Before Real Madrid perfected the art of playing dead while secretly steadying themselves for the counterpunch that will leave you out cold on the ground, Chelsea were probably the Champions League’s closest thing to mentality monsters.
In 2007-08, when they reached the final, they lost the first leg in Istanbul before an 87th-minute winner and, against Liverpool in the semi-finals, scored a last-minute equaliser in the first leg and then two extra-time goals in the second.
It peaked in 2012, when Chelsea made themselves Europe’s backs-to-the-wall champions extraordinaire. Having lost the first leg 3-1 in Naples, they beat Napoli in extra-time thanks to a late penalty that forced it. The semi-final featured the original Gary Neville GoalgasmTM, a Lionel Messi penalty miss and two of the most outrageously efficient counter attacks you will ever see.
In the final, Chelsea faced 43 shots, blocked 22 of them and then robbed a late equaliser. They even offered a delightful encore by going behind in the penalty shootout before winning.
And what did those two teams have in common, Todd Boehly hears you ask: weird stand-in managers! Avram Grant might have been officially permanent, but the name was still written in pencil. Roberto Di Matteo was the caretaker who became king (at least until he got sacked a few months later). Chelsea’s last five European trophies have all come under managers who had taken over that season.
You can easily envisage that Boehly is enthralled by this sense of mythology as he prepares to watch Chelsea in the Champions League under another interim coach. Believe that this season can still be governed by a mysterious Chelsea lifeforce and it chips away at the notion that the owner has got just about everything wrong.
“Who scored that winner against Fenerbahce?” he asks – Lampard. “Who scored one of the extra-time goals against Liverpool?” – Lampard. “Who scored the penalty that forced extra-time against Napoli?” – Lampard again. So who you gonna call? Frank. Lam. Pard!
*Adopts Frank Lampard tone shift* No but seriously, those Champions League campaigns were not really about the manager in charge, but because Chelsea had a core of long-serving players who were thoroughly invested in the club’s performance and were able to use the bonds – tactical and emotional – between them to override the uncertainty above them.
Between the 2008 and 2012 finals, look at the list of players who were there throughout: Lampard. Terry, Cech, Ivanovic, Cole, Essien, Drogba, Mikel, Malouda, Ferreira, Kalou. Not all played in every game, but they formed a core. They were the benefit of good fortune, no doubt. But they earned that, just as Real Madrid seem to, because of the resolve within the squad.
That is what Chelsea have lost this season, more than the two managers who have departed. The vast overspend on players is not without merit if you are building for the future (although the praise for their amortisation model deliberately ignores the downside of having a player on an impossibly long contract long after you have given up on their transfer working out).
But such a turnover inevitably destroys the power of those relationships between teammates who have built up and understanding over a long period.

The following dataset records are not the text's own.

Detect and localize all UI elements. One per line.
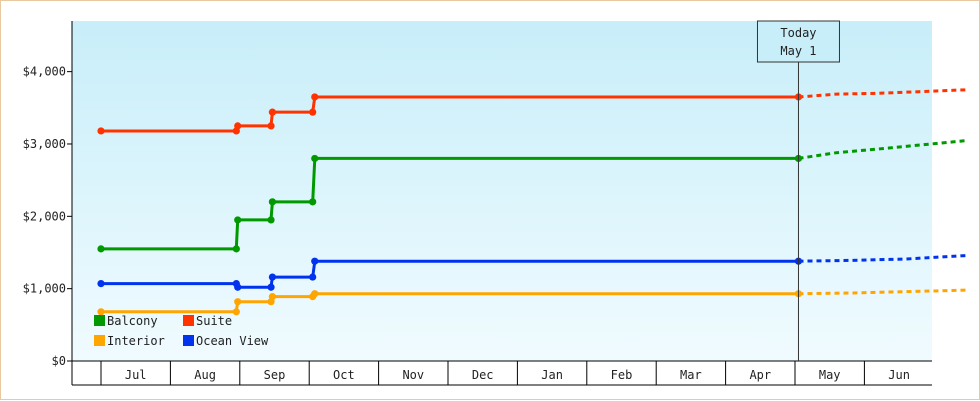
today-label: Today [780,26,816,40]
series-interior [97,288,969,316]
x-tick-label: Nov [402,368,424,382]
series-forecast-line [798,138,969,160]
legend-item-balcony: Balcony [94,314,158,328]
data-point [268,108,277,116]
legend-label: Interior [107,334,165,348]
x-tick-label: Jun [888,368,910,382]
legend-swatch [94,335,105,346]
series-line [101,156,799,251]
series-forecast-line [798,288,969,296]
data-point [97,127,105,135]
series-forecast-line [798,88,969,99]
series-forecast-line [798,253,969,263]
x-tick-label: Jul [125,368,147,382]
data-point [267,122,275,130]
data-point [268,293,277,301]
legend-label: Suite [196,314,232,328]
today-box [756,20,840,63]
data-point [234,283,242,291]
legend-swatch [183,315,194,326]
data-point [268,273,277,281]
x-tick-label: Jan [541,368,563,382]
x-tick-label: Dec [472,368,494,382]
x-tick-label: Aug [194,368,216,382]
x-tick-label: Oct [333,368,355,382]
legend-label: Balcony [107,314,158,328]
data-point [234,216,242,224]
data-point [311,257,319,265]
data-point [232,245,240,253]
data-point [232,308,240,316]
data-point [268,198,277,206]
data-point [311,290,319,298]
series-balcony [97,138,969,253]
data-point [97,245,105,253]
legend-label: Ocean View [196,334,269,348]
y-tick-label: $2,000 [23,209,66,223]
data-point [309,108,317,116]
today-date: May 1 [780,44,816,58]
legend-swatch [183,335,194,346]
x-tick-label: Sep [264,368,286,382]
y-tick-label: $0 [52,354,66,368]
x-tick-label: Feb [611,368,633,382]
y-tick-label: $1,000 [23,282,66,296]
data-point [309,198,317,206]
data-point [234,122,242,130]
plot-area [72,21,932,361]
data-point [97,279,105,288]
y-tick-label: $3,000 [23,137,66,151]
series-suite [97,88,969,135]
legend-item-ocean-view: Ocean View [183,334,269,348]
x-tick-label: Apr [749,368,771,382]
x-tick-label: Mar [680,368,702,382]
y-tick-label: $4,000 [23,65,66,79]
data-point [267,283,275,291]
data-point [311,93,319,101]
legend-item-interior: Interior [94,334,165,348]
legend-swatch [94,315,105,326]
data-point [311,154,319,163]
data-point [309,273,317,281]
data-point [267,216,275,224]
legend-item-suite: Suite [183,314,232,328]
x-tick-label: May [819,368,841,382]
data-point [97,308,105,316]
series-ocean-view [97,253,969,291]
data-point [234,298,242,306]
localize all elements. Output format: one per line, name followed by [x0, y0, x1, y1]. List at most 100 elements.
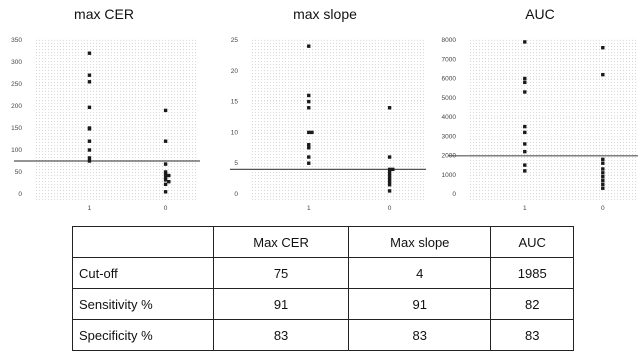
- x-tick-label: 1: [88, 205, 92, 212]
- y-tick-label: 200: [11, 103, 22, 110]
- y-tick-label: 4000: [442, 114, 457, 121]
- x-tick-label: 1: [307, 205, 311, 212]
- y-tick-label: 50: [15, 169, 23, 176]
- data-point: [163, 172, 168, 176]
- table-row: Cut-off 75 4 1985: [72, 257, 574, 289]
- data-point: [523, 40, 527, 44]
- data-point: [163, 182, 168, 187]
- table-row-label: Sensitivity %: [72, 288, 214, 320]
- table-cell: 4: [348, 257, 492, 289]
- y-tick-label: 20: [231, 68, 239, 75]
- data-point: [523, 169, 527, 173]
- y-tick-label: 0: [452, 191, 456, 198]
- data-point: [523, 80, 527, 85]
- table-cell: 91: [212, 288, 350, 320]
- scatter-plot: 0 50 100 150 200 250 300 350 1 0: [6, 34, 202, 214]
- y-tick-label: 1000: [442, 172, 457, 179]
- plot-area: [252, 40, 424, 202]
- table-cell: 1985: [490, 257, 574, 289]
- data-point: [307, 106, 311, 110]
- chart-panel-max-cer: max CER 0 50 100 150 200 250 300 350 1 0: [6, 0, 202, 226]
- data-point: [87, 80, 92, 84]
- x-tick-label: 0: [164, 205, 168, 212]
- data-point: [307, 93, 311, 98]
- data-point: [387, 173, 392, 178]
- data-point: [387, 179, 392, 184]
- scatter-plot-svg: 0 50 100 150 200 250 300 350 1 0: [11, 37, 200, 212]
- data-point: [87, 159, 92, 163]
- results-table: Max CER Max slope AUC Cut-off 75 4 1985 …: [72, 226, 574, 351]
- data-point: [391, 167, 395, 172]
- data-point: [307, 44, 311, 48]
- y-tick-label: 100: [11, 147, 22, 154]
- y-tick-label: 8000: [442, 37, 457, 44]
- data-point: [601, 171, 605, 175]
- data-point: [387, 176, 392, 181]
- data-point: [523, 149, 527, 154]
- data-point: [87, 139, 92, 143]
- y-tick-label: 3000: [442, 133, 457, 140]
- data-point: [163, 162, 168, 166]
- data-point: [387, 183, 392, 187]
- table-row-label: Cut-off: [72, 257, 214, 289]
- data-point: [87, 148, 92, 152]
- table-row: Specificity % 83 83 83: [72, 319, 574, 351]
- x-tick-label: 0: [388, 205, 392, 212]
- table-header-cell: Max CER: [212, 226, 350, 258]
- data-point: [601, 174, 605, 179]
- table-header-cell: AUC: [490, 226, 574, 258]
- chart-title: max slope: [293, 6, 357, 22]
- data-point: [163, 170, 168, 174]
- y-tick-label: 6000: [442, 76, 457, 83]
- y-tick-label: 0: [18, 191, 22, 198]
- table-cell: 91: [348, 288, 492, 320]
- data-point: [601, 186, 605, 190]
- data-point: [163, 178, 168, 182]
- data-point: [523, 163, 527, 167]
- chart-panel-auc: AUC 0 1000 2000 3000 4000 5000 6000 7000 8000 1 0: [440, 0, 640, 226]
- table-cell: 83: [212, 319, 350, 351]
- y-tick-label: 10: [231, 129, 239, 136]
- data-point: [387, 106, 392, 110]
- chart-title: AUC: [525, 6, 555, 22]
- data-point: [523, 142, 527, 146]
- data-point: [167, 179, 171, 184]
- chart-panel-max-slope: max slope 0 5 10 15 20 25 1 0: [222, 0, 428, 226]
- data-point: [601, 182, 605, 187]
- data-point: [87, 127, 92, 131]
- table-row-label: Specificity %: [72, 319, 214, 351]
- data-point: [523, 76, 527, 81]
- data-point: [601, 157, 605, 162]
- data-point: [163, 190, 168, 194]
- data-point: [163, 139, 168, 143]
- y-tick-label: 15: [231, 99, 239, 106]
- table-cell: 82: [490, 288, 574, 320]
- data-point: [307, 161, 311, 165]
- data-point: [163, 175, 168, 179]
- data-point: [87, 156, 92, 160]
- data-point: [387, 170, 392, 175]
- y-tick-label: 300: [11, 59, 22, 66]
- data-point: [307, 146, 311, 150]
- data-point: [307, 130, 311, 135]
- table-cell: 83: [348, 319, 492, 351]
- data-point: [307, 99, 311, 104]
- y-tick-label: 0: [234, 191, 238, 198]
- table-row: Sensitivity % 91 91 82: [72, 288, 574, 320]
- data-point: [387, 189, 392, 193]
- table-header-cell: [72, 226, 214, 258]
- data-point: [87, 105, 92, 110]
- table-header-cell: Max slope: [348, 226, 492, 258]
- y-tick-label: 150: [11, 125, 22, 132]
- data-point: [523, 130, 527, 135]
- data-point: [523, 124, 527, 129]
- data-point: [601, 72, 605, 77]
- data-point: [601, 178, 605, 183]
- data-point: [387, 167, 392, 172]
- y-tick-label: 7000: [442, 56, 457, 63]
- data-point: [167, 173, 171, 178]
- data-point: [307, 143, 311, 147]
- chart-title: max CER: [74, 6, 134, 22]
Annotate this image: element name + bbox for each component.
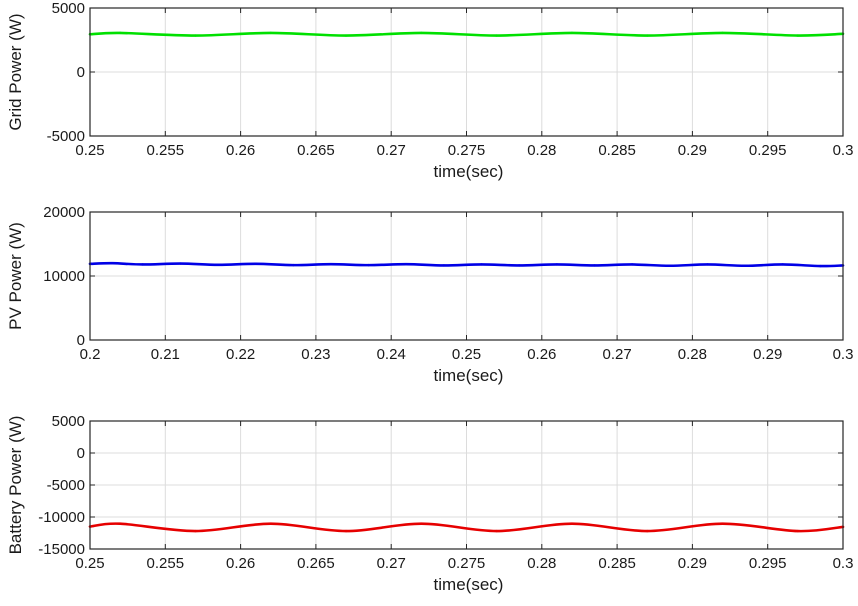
data-point [593,264,596,267]
data-point [796,529,800,533]
data-point [796,34,800,37]
data-point [141,263,144,266]
x-axis-label: time(sec) [434,575,504,594]
x-tick-label: 0.25 [75,142,104,159]
series-line-1 [88,31,845,37]
y-tick-label: -15000 [38,541,85,558]
x-tick-label: 0.285 [598,142,636,159]
data-point [329,262,333,266]
data-point [668,264,672,267]
x-tick-label: 0.25 [75,555,104,572]
x-tick-label: 0.28 [527,555,556,572]
data-point [269,31,272,35]
x-tick-label: 0.29 [678,142,707,159]
data-point [442,264,446,267]
data-point [344,529,348,533]
subplot-2: 0.2 0.21 0.22 0.23 0.24 0.25 0.26 0.27 0.28 0.29 0… [6,204,853,385]
data-point [480,263,483,266]
data-point [111,262,114,265]
data-point [420,522,423,525]
y-tick-label: 5000 [52,413,85,430]
x-tick-label: 0.285 [598,555,636,572]
y-tick-label: 5000 [52,0,85,17]
data-point [570,31,574,35]
x-tick-label: 0.3 [833,346,854,363]
x-tick-label: 0.255 [147,142,185,159]
subplot-3: 0.25 0.255 0.26 0.265 0.27 0.275 0.28 0.285 0.29… [6,413,853,594]
data-point [570,522,574,525]
x-tick-label: 0.26 [226,142,255,159]
data-point [367,263,370,267]
data-point [269,522,272,525]
data-point [743,264,747,267]
x-tick-label: 0.28 [527,142,556,159]
x-tick-label: 0.255 [147,555,185,572]
data-point [118,522,122,525]
data-point [344,34,348,37]
y-tick-label: 0 [77,332,85,349]
y-axis-label: Grid Power (W) [6,13,25,130]
x-tick-label: 0.3 [833,555,854,572]
x-tick-label: 0.295 [749,142,787,159]
y-tick-label: -5000 [47,477,85,494]
x-tick-label: 0.25 [452,346,481,363]
x-tick-label: 0.21 [151,346,180,363]
x-tick-label: 0.27 [377,142,406,159]
x-axis-label: time(sec) [434,366,504,385]
data-point [194,529,197,533]
x-tick-label: 0.27 [377,555,406,572]
x-axis-label: time(sec) [434,162,504,181]
data-point [706,263,709,266]
data-point [819,264,822,268]
data-point [495,529,498,533]
series-line-1 [88,522,845,533]
y-tick-label: 0 [77,445,85,462]
data-point [781,263,784,266]
y-tick-label: -10000 [38,509,85,526]
x-tick-label: 0.265 [297,142,335,159]
data-point [118,31,122,35]
y-axis-label: PV Power (W) [6,222,25,330]
series-line-1 [88,261,845,268]
data-point [518,264,521,267]
data-point [179,262,182,265]
data-point [646,529,649,533]
x-tick-label: 0.2 [80,346,101,363]
data-point [721,522,724,525]
x-tick-label: 0.26 [527,346,556,363]
data-point [405,262,408,266]
x-tick-label: 0.27 [602,346,631,363]
data-point [194,34,197,37]
data-point [630,263,634,266]
y-axis-label: Battery Power (W) [6,416,25,555]
data-point [721,31,724,35]
x-tick-label: 0.29 [678,555,707,572]
x-tick-label: 0.29 [753,346,782,363]
subplot-1: 0.25 0.255 0.26 0.265 0.27 0.275 0.28 0.285 0.29… [6,0,853,181]
x-tick-label: 0.23 [301,346,330,363]
x-tick-label: 0.275 [448,142,486,159]
x-tick-label: 0.28 [678,346,707,363]
data-point [646,34,649,37]
data-point [292,263,295,267]
data-point [216,263,220,266]
data-point [495,34,498,37]
x-tick-label: 0.265 [297,555,335,572]
x-tick-label: 0.22 [226,346,255,363]
y-tick-label: -5000 [47,128,85,145]
x-tick-label: 0.295 [749,555,787,572]
data-point [254,262,257,266]
y-tick-label: 20000 [43,204,85,221]
x-tick-label: 0.26 [226,555,255,572]
x-tick-label: 0.24 [377,346,406,363]
x-tick-label: 0.3 [833,142,854,159]
y-tick-label: 0 [77,64,85,81]
data-point [420,31,423,35]
x-tick-label: 0.275 [448,555,486,572]
data-point [555,263,559,266]
y-tick-label: 10000 [43,268,85,285]
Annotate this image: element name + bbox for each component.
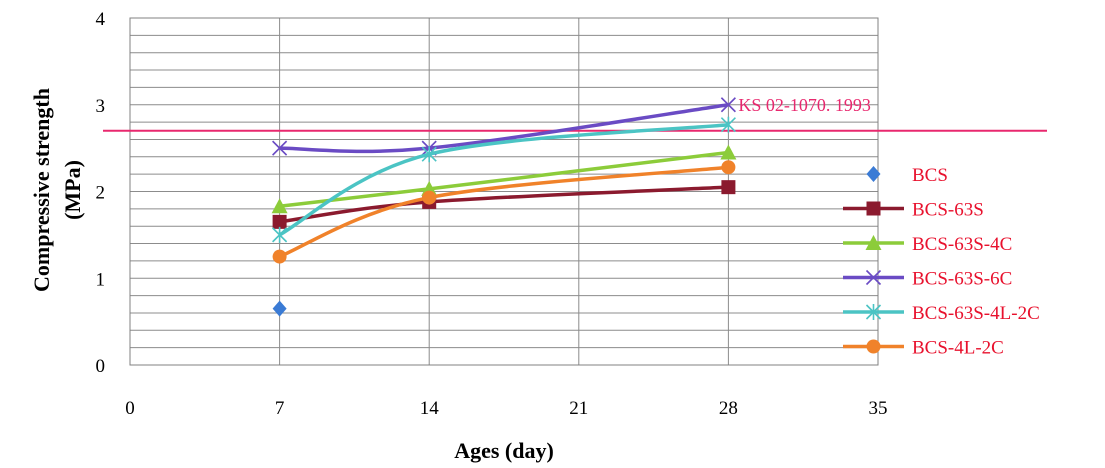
y-tick-label: 1 <box>96 269 106 290</box>
y-tick-label: 3 <box>96 96 106 117</box>
x-tick-label: 14 <box>420 398 440 419</box>
data-point <box>720 116 736 133</box>
legend: BCS BCS-63S BCS-63S-4C BCS-63S-6C BCS-63S-4L… <box>843 165 1040 359</box>
legend-label: BCS-63S <box>912 200 984 221</box>
y-tick-label: 2 <box>96 183 106 204</box>
reference-line-label: KS 02-1070. 1993 <box>738 95 871 115</box>
grid <box>129 17 879 366</box>
legend-label: BCS-63S-4L-2C <box>912 303 1040 324</box>
y-tick-label: 0 <box>96 356 106 377</box>
x-tick-label: 28 <box>719 398 738 419</box>
series-bcs <box>272 300 287 317</box>
data-point <box>421 146 437 163</box>
legend-entry: BCS-63S <box>843 200 984 221</box>
x-axis-ticks: 0 7 14 21 28 35 <box>125 398 887 419</box>
x-tick-label: 21 <box>569 398 588 419</box>
legend-marker <box>865 304 882 320</box>
series-line <box>279 150 729 208</box>
x-tick-label: 0 <box>125 398 135 419</box>
legend-marker <box>865 269 882 286</box>
legend-label: BCS-63S-4C <box>912 234 1012 255</box>
data-point <box>272 249 287 264</box>
series-bcs-63s-4c <box>271 144 737 214</box>
data-point <box>271 198 288 214</box>
series-bcs-4l-2c <box>272 160 736 264</box>
data-point <box>720 97 736 113</box>
y-axis-ticks: 0 1 2 3 4 <box>96 9 106 377</box>
x-tick-label: 7 <box>275 398 285 419</box>
data-point <box>272 300 287 317</box>
data-point <box>272 226 288 243</box>
series-bcs-63s <box>272 180 736 229</box>
legend-entry: BCS-63S-4C <box>843 234 1012 255</box>
legend-entry: BCS <box>866 165 948 186</box>
data-point <box>422 190 437 205</box>
series-bcs-63s-6c <box>272 97 736 156</box>
series-line <box>279 103 729 154</box>
series-line <box>278 165 729 259</box>
y-axis-title-line-1: Compressive strength <box>29 88 54 292</box>
data-point <box>720 144 737 160</box>
legend-label: BCS <box>912 165 948 186</box>
legend-marker <box>866 166 881 182</box>
plot-area-border <box>129 17 879 366</box>
legend-label: BCS-4L-2C <box>912 338 1004 359</box>
data-point <box>272 140 288 156</box>
x-axis-title: Ages (day) <box>454 438 554 463</box>
series-bcs-63s-4l-2c <box>272 116 736 243</box>
legend-entry: BCS-63S-6C <box>843 269 1012 290</box>
legend-entry: BCS-63S-4L-2C <box>843 303 1040 324</box>
legend-marker <box>866 201 881 216</box>
series-lines <box>271 97 737 317</box>
y-tick-label: 4 <box>96 9 106 30</box>
series-line <box>278 122 729 237</box>
reference-line-group: KS 02-1070. 1993 <box>103 95 1047 132</box>
legend-marker <box>866 339 881 354</box>
legend-label: BCS-63S-6C <box>912 269 1012 290</box>
legend-marker <box>865 235 882 250</box>
y-axis-title-line-2: (MPa) <box>60 160 85 220</box>
data-point <box>721 160 736 175</box>
series-line <box>279 185 729 224</box>
data-point <box>721 180 736 195</box>
data-point <box>272 214 287 229</box>
x-tick-label: 35 <box>869 398 888 419</box>
legend-entry: BCS-4L-2C <box>843 338 1004 359</box>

Of the top 100 longest-serving players at Premier League clubs (in terms of presence in the first-team squad – academy time is not counted), Chelsea have only two representatives.
Cesar Azpilicueta is one, who has admitted he wanted to join Barcelona last summer – fun fact: Chelsea haven’t won any of the last seven league games Azpilicueta has started. N’Golo Kante is the other, whose contract expires this summer and a new deal has still not been signed. To give you some context of the uncertainty around Chelsea, Kante’s next game at Stamford Bridge will be his fourth in a row under a different head coach.
Now, therefore, the mentality is flipped on its head. There is no wall too low for a Chelsea player to think they cannot climb it. No fence is too small for an expensive signing not to trip over it and then look to the heavens as if to say “How did we all even get here?”.
It is, unthinkably, 24 matches since Chelsea last fell behind and even took a point and they haven’t done it in the Premier League since 1 October. I’m not saying that feels a long time ago, but Pierre-Emerick Aubameyang scored.
There is still hope that Chelsea can do this on the fly again. After all, when nothing else makes sense what is there left but hope. The stars may align like 2012 or, like 2021, Chelsea may rediscover their Champions League muscle memory. Lampard may well be the best guy for this specific gig, if that gig is telling them how he scored a series of late goals in this competition more than a decade ago.
But it is based in mythology. There are teams who are better organised and better prepared. There are teams that can locate and exploit your weaknesses and Chelsea have plenty.
There is no strong resilient core who might bleed blue if you cut them. And that’s the point really. Chelsea head into the last eight of the Champions League hoping for a mini-miracle. And when you spend half a billion pounds on transfer fees, you’d hope that you might skip the need for miracles.